The equipment we will be using to fly is an inflatable wing attached to a harness-cum-chair. Strapped in and still on the ground, one feels a bit like a giant snail, although the resemblance ends as soon as you’re gracefully airborne.
‘It’s a bit like riding a bicycle: you can talk theory all you want but the best way to learn is to actually do it,’ says Tim, as he arrives back up the hill after demonstrating a take off and landing.
Just 15 minutes later, having gone through the basics – how the wing flies, how to launch it symmetrically and how to land safely – we are quite literally up and running.
Checking wind direction and speed with the Met Office is a prerequisite, though Tim only needs to stick his head out of the car window to know which is the best slope for us to make our maiden flights.
We are spoilt for choice: this area of the South Downs, with its undulating fields and lack of trees, is excellent terrain for beginners. Tim tells me that he often glides for miles and miles when the conditions are right, using thermals, as birds do, to climb to dizzying heights.
‘You can glide over cliffs, y above the sea, over forests and mountains...’ His face takes on a faraway, euphoric expression.
After the compulsory equipment check, Tim helps me launch the wing and I run downhill, pushing my body forwards, my arms stretched out at right angles, holding onto the lines.
There’s a moment when I feel like I’m moonwalking, and then Tim gives me a little shove...
I can’t quite believe it, but I am flying. It’s an exhilarating moment.
I can see the instructor at the bottom of the hill, moving the bright orange paddles used to guide flyers in to land, and I raise my arms slightly, mirroring his.
All too soon the ground looms and I pull the brake lines to ‘flare’ the wing and land gently. To go back up the hill, I simply gather the lines and wing as show, or ‘mushroom up’, bunching the wing over one shoulder.
The whole kit and caboodle fits into a large rucksack, which makes it easy to transport anywhere. Tim and his fellow paragliding fanatics have travelled all over the world paragliding over land and water over the last couple of decades.
If you sign up for Sussex Fly's five-day Elementary Pilot paragliding course, you are qualified to fly anywhere in the UK, provided a BHPA instructor is present; and after the Club Pilot course, you can fly anywhere in the world unsupervised.
Everyone in my group manages to complete three or four solo flights, and the elated expressions on their faces sum up exactly how they’re feeling.

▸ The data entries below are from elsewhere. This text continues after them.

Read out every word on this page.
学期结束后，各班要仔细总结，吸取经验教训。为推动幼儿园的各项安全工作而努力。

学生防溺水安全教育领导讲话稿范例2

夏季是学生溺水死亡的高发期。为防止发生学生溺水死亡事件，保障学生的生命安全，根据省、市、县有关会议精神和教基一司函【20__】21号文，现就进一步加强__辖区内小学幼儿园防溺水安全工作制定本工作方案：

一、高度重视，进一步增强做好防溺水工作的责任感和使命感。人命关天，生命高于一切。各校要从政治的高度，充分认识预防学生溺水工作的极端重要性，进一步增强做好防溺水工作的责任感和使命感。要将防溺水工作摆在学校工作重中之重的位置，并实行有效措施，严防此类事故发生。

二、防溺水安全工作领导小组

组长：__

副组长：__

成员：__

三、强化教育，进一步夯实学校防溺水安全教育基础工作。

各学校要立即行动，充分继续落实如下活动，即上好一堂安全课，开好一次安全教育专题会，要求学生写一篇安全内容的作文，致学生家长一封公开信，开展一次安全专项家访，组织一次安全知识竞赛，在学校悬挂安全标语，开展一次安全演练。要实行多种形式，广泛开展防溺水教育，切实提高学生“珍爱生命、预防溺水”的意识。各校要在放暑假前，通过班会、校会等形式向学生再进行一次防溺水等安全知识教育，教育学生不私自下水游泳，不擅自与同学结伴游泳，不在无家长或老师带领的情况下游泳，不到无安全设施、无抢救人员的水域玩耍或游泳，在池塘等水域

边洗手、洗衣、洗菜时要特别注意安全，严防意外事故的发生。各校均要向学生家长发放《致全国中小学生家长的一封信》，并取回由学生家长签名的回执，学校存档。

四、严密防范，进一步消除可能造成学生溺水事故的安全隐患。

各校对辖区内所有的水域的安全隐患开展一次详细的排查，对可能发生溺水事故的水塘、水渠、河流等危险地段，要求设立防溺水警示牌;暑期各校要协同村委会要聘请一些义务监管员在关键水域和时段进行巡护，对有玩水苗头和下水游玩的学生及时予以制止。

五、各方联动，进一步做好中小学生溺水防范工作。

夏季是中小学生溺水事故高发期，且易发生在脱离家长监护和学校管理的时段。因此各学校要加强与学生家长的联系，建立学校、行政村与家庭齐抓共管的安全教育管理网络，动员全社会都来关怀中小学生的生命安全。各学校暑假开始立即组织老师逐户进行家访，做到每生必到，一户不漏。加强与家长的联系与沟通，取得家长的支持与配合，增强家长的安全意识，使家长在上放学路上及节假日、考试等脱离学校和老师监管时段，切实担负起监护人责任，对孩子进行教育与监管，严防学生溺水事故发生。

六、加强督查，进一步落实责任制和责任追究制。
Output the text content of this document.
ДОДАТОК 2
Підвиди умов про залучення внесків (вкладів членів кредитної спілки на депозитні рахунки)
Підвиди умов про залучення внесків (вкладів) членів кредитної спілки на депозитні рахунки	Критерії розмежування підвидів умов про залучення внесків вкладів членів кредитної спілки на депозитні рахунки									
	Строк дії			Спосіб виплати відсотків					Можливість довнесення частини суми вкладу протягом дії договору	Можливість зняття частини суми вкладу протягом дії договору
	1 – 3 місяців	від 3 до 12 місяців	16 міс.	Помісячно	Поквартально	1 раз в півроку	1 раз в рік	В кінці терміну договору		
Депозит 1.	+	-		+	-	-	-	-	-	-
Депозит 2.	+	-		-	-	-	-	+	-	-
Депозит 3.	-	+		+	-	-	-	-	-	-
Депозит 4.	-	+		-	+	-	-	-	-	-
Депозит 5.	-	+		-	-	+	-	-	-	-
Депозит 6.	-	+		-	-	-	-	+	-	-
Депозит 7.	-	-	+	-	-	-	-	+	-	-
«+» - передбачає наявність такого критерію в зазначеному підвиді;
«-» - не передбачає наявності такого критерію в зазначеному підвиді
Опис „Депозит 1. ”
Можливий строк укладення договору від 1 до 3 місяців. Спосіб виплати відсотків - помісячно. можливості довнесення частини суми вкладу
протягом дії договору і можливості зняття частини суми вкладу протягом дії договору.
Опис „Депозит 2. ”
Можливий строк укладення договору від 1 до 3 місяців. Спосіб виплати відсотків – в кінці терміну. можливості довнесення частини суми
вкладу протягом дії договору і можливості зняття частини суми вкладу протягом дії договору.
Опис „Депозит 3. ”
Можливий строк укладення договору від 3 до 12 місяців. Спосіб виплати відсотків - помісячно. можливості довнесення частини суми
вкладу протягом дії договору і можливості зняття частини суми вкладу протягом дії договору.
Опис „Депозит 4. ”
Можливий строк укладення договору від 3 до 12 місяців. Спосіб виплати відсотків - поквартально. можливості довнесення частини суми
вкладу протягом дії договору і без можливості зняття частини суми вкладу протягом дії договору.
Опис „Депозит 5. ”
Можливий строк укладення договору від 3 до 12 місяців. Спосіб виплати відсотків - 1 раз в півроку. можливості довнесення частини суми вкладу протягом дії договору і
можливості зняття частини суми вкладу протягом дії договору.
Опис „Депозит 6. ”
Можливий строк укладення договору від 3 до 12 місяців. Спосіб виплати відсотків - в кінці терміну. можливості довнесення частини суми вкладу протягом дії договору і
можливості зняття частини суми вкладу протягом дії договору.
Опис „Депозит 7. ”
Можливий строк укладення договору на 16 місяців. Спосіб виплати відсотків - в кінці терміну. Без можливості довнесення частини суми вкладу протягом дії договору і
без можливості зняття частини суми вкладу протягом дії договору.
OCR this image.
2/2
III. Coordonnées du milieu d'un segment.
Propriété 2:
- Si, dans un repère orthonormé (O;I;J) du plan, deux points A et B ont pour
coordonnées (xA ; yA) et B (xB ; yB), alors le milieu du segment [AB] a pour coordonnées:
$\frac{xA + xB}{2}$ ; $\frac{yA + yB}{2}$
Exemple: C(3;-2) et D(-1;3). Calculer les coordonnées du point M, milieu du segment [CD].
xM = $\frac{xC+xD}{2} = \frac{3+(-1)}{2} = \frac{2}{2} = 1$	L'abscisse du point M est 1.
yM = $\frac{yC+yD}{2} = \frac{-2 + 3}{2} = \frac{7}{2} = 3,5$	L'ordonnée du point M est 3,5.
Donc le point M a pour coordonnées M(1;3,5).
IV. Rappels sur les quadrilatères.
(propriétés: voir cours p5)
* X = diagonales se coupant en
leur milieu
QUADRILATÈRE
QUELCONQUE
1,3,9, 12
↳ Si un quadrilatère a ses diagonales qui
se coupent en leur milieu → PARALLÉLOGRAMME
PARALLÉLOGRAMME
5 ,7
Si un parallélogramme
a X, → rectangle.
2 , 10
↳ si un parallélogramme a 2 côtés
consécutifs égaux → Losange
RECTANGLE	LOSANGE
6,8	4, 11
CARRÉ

It’s around lunchtime when I find I have a bonus ride: I am going to fly in tandem with Tim, and after strapping ourselves into a dual harness, we go much much higher than I did when I flew solo.
I feel as graceful as a swan skimming a lake as we float above the Sussex Downs before landing and gathering in the lines and the wing once more.
The next day, back at my desk, I find myself Googling ‘paragliding wings for sale’ (from around £2K) and can’t help thinking of the Leonardo da Vinci quote Tim has used on the Fly Sussex Paragliding website:
‘For once you have tasted flight, you will walk the earth with your eyes turned skywards, for there you have been and there you will long to return.’